HESI RN
HESI Medical Surgical Practice Exam Quizlet
1. A client has been taking oral corticosteroids for the past five days because of seasonal allergies. Which assessment finding is of most concern to the nurse?
- A. White blood count of 10,000/mm³.
- B. Serum glucose of 115 mg/dL.
- C. Purulent sputum.
- D. Excessive hunger.
Correct answer: C
Rationale: The correct answer is C: Purulent sputum. Corticosteroids can suppress the immune system, increasing the risk of infections. Purulent sputum suggests a possible respiratory infection, which can rapidly progress and lead to complications, making it the most concerning finding. Choice A, a white blood count of 10,000/mm³, is within the normal range and not typically a cause for immediate concern. Choice B, a serum glucose level of 115 mg/dL, is also normal and not directly related to corticosteroid use. Choice D, excessive hunger, is a common side effect of corticosteroids but is not as concerning as a sign of infection indicated by purulent sputum.
2. The nurse explains to the client with Hodgkin's disease that a bone marrow biopsy will be taken after the aspiration. What should the nurse explain about the biopsy?
- A. The biopsy will confirm the diagnosis of Hodgkin's disease.
- B. The biopsy will show the extent of the disease in the bones.
- C. The biopsy will be done to check for infection in the bones.
- D. The biopsy will help determine the best treatment for the disease.
Correct answer: D
Rationale: A bone marrow biopsy helps determine the best treatment plan for Hodgkin's disease by providing crucial information about the extent and nature of the disease. While confirming the diagnosis is important, the primary purpose of the biopsy in this case is to guide treatment decisions. The biopsy is not primarily for assessing the extent of the disease in the bones or checking for infections in the bones.
3. The nurse is providing discharge teaching to a client with coronary artery disease (CAD). Which of the following statements by the client indicates a need for further teaching?
- A. I will take my medication only when I have chest pain.
- B. I will follow a heart-healthy diet and exercise regularly.
- C. I will avoid smoking and limit alcohol intake.
- D. I will contact my doctor if I experience chest pain or shortness of breath.
Correct answer: A
Rationale: The statement indicates a misunderstanding because medication for CAD should be taken as prescribed, not only when chest pain occurs.
4. A nurse reviews a female client’s laboratory results. Which result from the client’s urinalysis should the nurse recognize as abnormal?
- A. pH 5.6
- B. Ketone bodies present
- C. Specific gravity of 1.020
- D. Clear and yellow color
Correct answer: B
Rationale: The correct answer is B: Ketone bodies present. Ketone bodies in urine indicate abnormal metabolism, specifically the incomplete breakdown of fatty acids. Normally, there should be no ketones present in urine. Ketone bodies are produced when the body uses fat sources instead of glucose for cellular energy.
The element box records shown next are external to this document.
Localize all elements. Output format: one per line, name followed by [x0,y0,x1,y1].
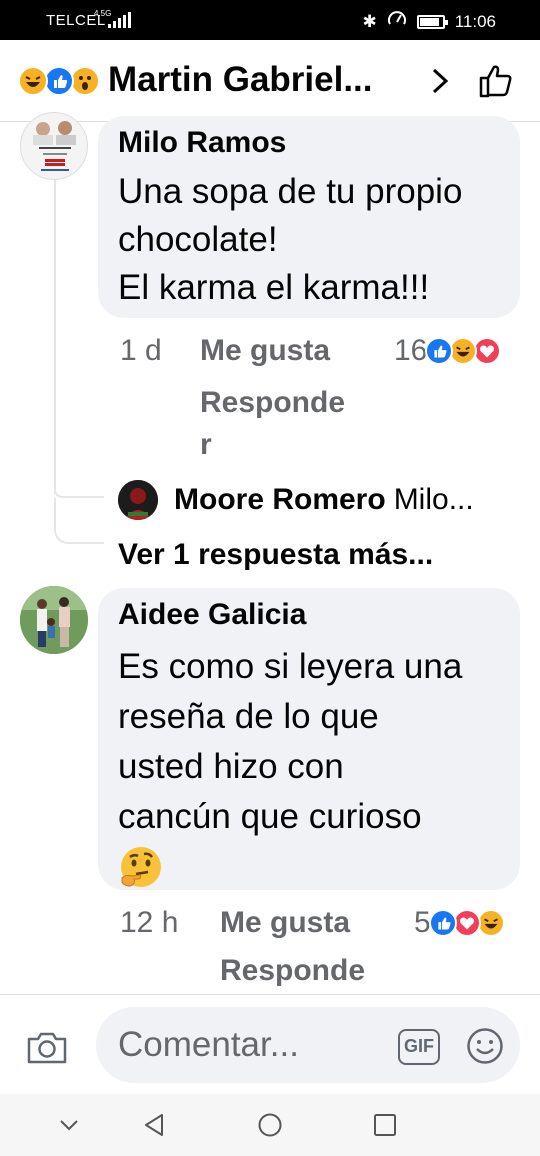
comment-reactions[interactable]: 16 [394,334,502,368]
comment-text: Es como si leyera una reseña de lo que u… [118,642,508,892]
view-more-replies-link[interactable]: Ver 1 respuesta más... [118,538,433,572]
comment-text-line: El karma el karma!!! [118,268,430,307]
comment-time[interactable]: 1 d [120,334,162,368]
bluetooth-icon: ✱ [362,11,377,31]
comment-input[interactable]: Comentar... GIF [96,1007,520,1083]
recents-icon[interactable] [372,1112,398,1138]
thread-connector [54,176,56,494]
thinking-face-icon [118,842,508,892]
post-author-title[interactable]: Martin Gabriel... [108,60,398,100]
reply-label-line: Responde [200,386,346,419]
love-icon [473,337,502,365]
wow-icon [70,66,100,96]
comment-composer: Comentar... GIF [0,994,540,1090]
comment-text-line: Es como si leyera una [118,647,463,686]
like-icon [428,909,457,937]
like-comment-button[interactable]: Me gusta [200,334,330,368]
comment-text-line: usted hizo con [118,747,344,786]
laugh-icon [476,909,505,937]
post-header: Martin Gabriel... [0,40,540,122]
comment-author[interactable]: Aidee Galicia [118,598,306,632]
thread-connector-branch-2 [54,498,104,544]
like-icon [44,66,74,96]
comment-text-line: chocolate! [118,220,278,259]
like-icon [425,337,454,365]
reply-label-line: r [200,428,212,461]
chevron-right-icon[interactable] [422,64,456,98]
love-icon [452,909,481,937]
chevron-down-icon[interactable] [56,1112,82,1138]
comment-bubble[interactable]: Milo Ramos Una sopa de tu propio chocola… [98,116,520,318]
reply-comment-button[interactable]: Responde [220,954,365,988]
laugh-icon [449,337,478,365]
like-button-icon[interactable] [476,60,516,100]
reply-comment-button[interactable]: Responde r [200,382,345,466]
signal-icon [108,12,131,28]
emoji-icon[interactable] [466,1027,504,1065]
reply-text: Milo... [393,483,474,516]
data-speed-icon [387,10,407,33]
avatar[interactable] [118,480,158,520]
header-reactions[interactable] [18,66,100,96]
comment-text-line: Una sopa de tu propio [118,172,463,211]
thread-connector-branch [54,490,104,498]
avatar[interactable] [20,112,88,180]
comment-text-line: cancún que curioso [118,797,422,836]
comment-text-line: reseña de lo que [118,697,379,736]
comment-author[interactable]: Milo Ramos [118,126,286,160]
gif-button[interactable]: GIF [398,1029,440,1065]
back-icon[interactable] [142,1112,168,1138]
android-navigation-bar [0,1094,540,1156]
status-bar: TELCEL 4.5G ✱ 11:06 [0,0,540,40]
reply-author[interactable]: Moore Romero [174,483,386,517]
avatar[interactable] [20,586,88,654]
comment-time[interactable]: 12 h [120,906,178,940]
comment-bubble[interactable]: Aidee Galicia Es como si leyera una rese… [98,588,520,890]
like-comment-button[interactable]: Me gusta [220,906,350,940]
home-icon[interactable] [257,1112,283,1138]
laugh-icon [18,66,48,96]
comment-text: Una sopa de tu propio chocolate! El karm… [118,168,508,312]
clock: 11:06 [454,11,496,31]
reaction-count: 16 [394,334,428,367]
reply-preview[interactable]: Moore Romero Milo... [118,480,474,520]
comment-input-placeholder: Comentar... [118,1025,299,1064]
battery-icon [416,14,448,29]
comment-reactions[interactable]: 5 [414,906,505,940]
camera-icon[interactable] [26,1029,68,1065]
A pH range between 4.6 and 8, a specific gravity between 1.005 and 1.030, and clear yellow color in urine are considered normal findings for a female client’s urinalysis. Therefore, options A, C, and D are within normal ranges and not indicative of abnormal results in the urinalysis.
5. A nursing student is suctioning a client through a tracheostomy tube while a nurse observes. Which action by the student would prompt the nurse to intervene and demonstrate the correct procedure? Select all that apply.
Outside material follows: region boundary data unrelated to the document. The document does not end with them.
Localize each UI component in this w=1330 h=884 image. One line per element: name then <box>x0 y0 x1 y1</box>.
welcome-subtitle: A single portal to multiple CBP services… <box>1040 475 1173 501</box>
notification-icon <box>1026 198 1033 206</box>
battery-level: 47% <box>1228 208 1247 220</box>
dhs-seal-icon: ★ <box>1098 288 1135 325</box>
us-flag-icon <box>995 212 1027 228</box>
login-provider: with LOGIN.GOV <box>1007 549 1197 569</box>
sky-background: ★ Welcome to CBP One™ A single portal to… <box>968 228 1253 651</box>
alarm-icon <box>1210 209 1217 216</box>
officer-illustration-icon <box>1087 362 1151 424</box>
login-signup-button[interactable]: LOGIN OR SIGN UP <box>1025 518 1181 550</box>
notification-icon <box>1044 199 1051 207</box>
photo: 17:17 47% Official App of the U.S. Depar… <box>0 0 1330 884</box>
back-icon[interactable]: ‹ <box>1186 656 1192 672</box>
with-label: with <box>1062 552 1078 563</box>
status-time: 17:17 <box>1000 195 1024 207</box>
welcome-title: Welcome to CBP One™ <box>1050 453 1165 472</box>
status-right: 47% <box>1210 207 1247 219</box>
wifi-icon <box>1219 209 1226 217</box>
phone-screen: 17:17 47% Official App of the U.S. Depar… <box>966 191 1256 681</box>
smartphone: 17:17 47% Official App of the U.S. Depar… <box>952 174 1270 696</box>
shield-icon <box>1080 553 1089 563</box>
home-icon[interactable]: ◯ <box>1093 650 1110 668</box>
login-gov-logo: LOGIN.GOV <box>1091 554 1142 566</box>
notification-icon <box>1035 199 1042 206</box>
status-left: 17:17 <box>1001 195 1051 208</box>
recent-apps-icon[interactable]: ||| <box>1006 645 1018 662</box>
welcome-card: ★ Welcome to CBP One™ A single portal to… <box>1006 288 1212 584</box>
- A. Setting the suction pressure to 60 mm Hg
- B. Applying suction throughout the procedure
- C. Assessing breath sounds before suctioning
- D. Placing the client in a supine position before the procedure
Correct answer: A
Rationale: The correct suction pressure for an adult client with a tracheostomy tube is typically between 80 to 120 mm Hg. Suction should be applied intermittently during catheter withdrawal to avoid damaging the airway. Assessing breath sounds before suctioning is important to ensure the procedure is necessary. Placing the client in a supine position before suctioning can compromise their airway; instead, the head of the bed should be elevated to facilitate proper drainage and reduce the risk of aspiration. Therefore, setting the suction pressure to 60 mm Hg is incorrect and would prompt the nurse to intervene and correct the procedure.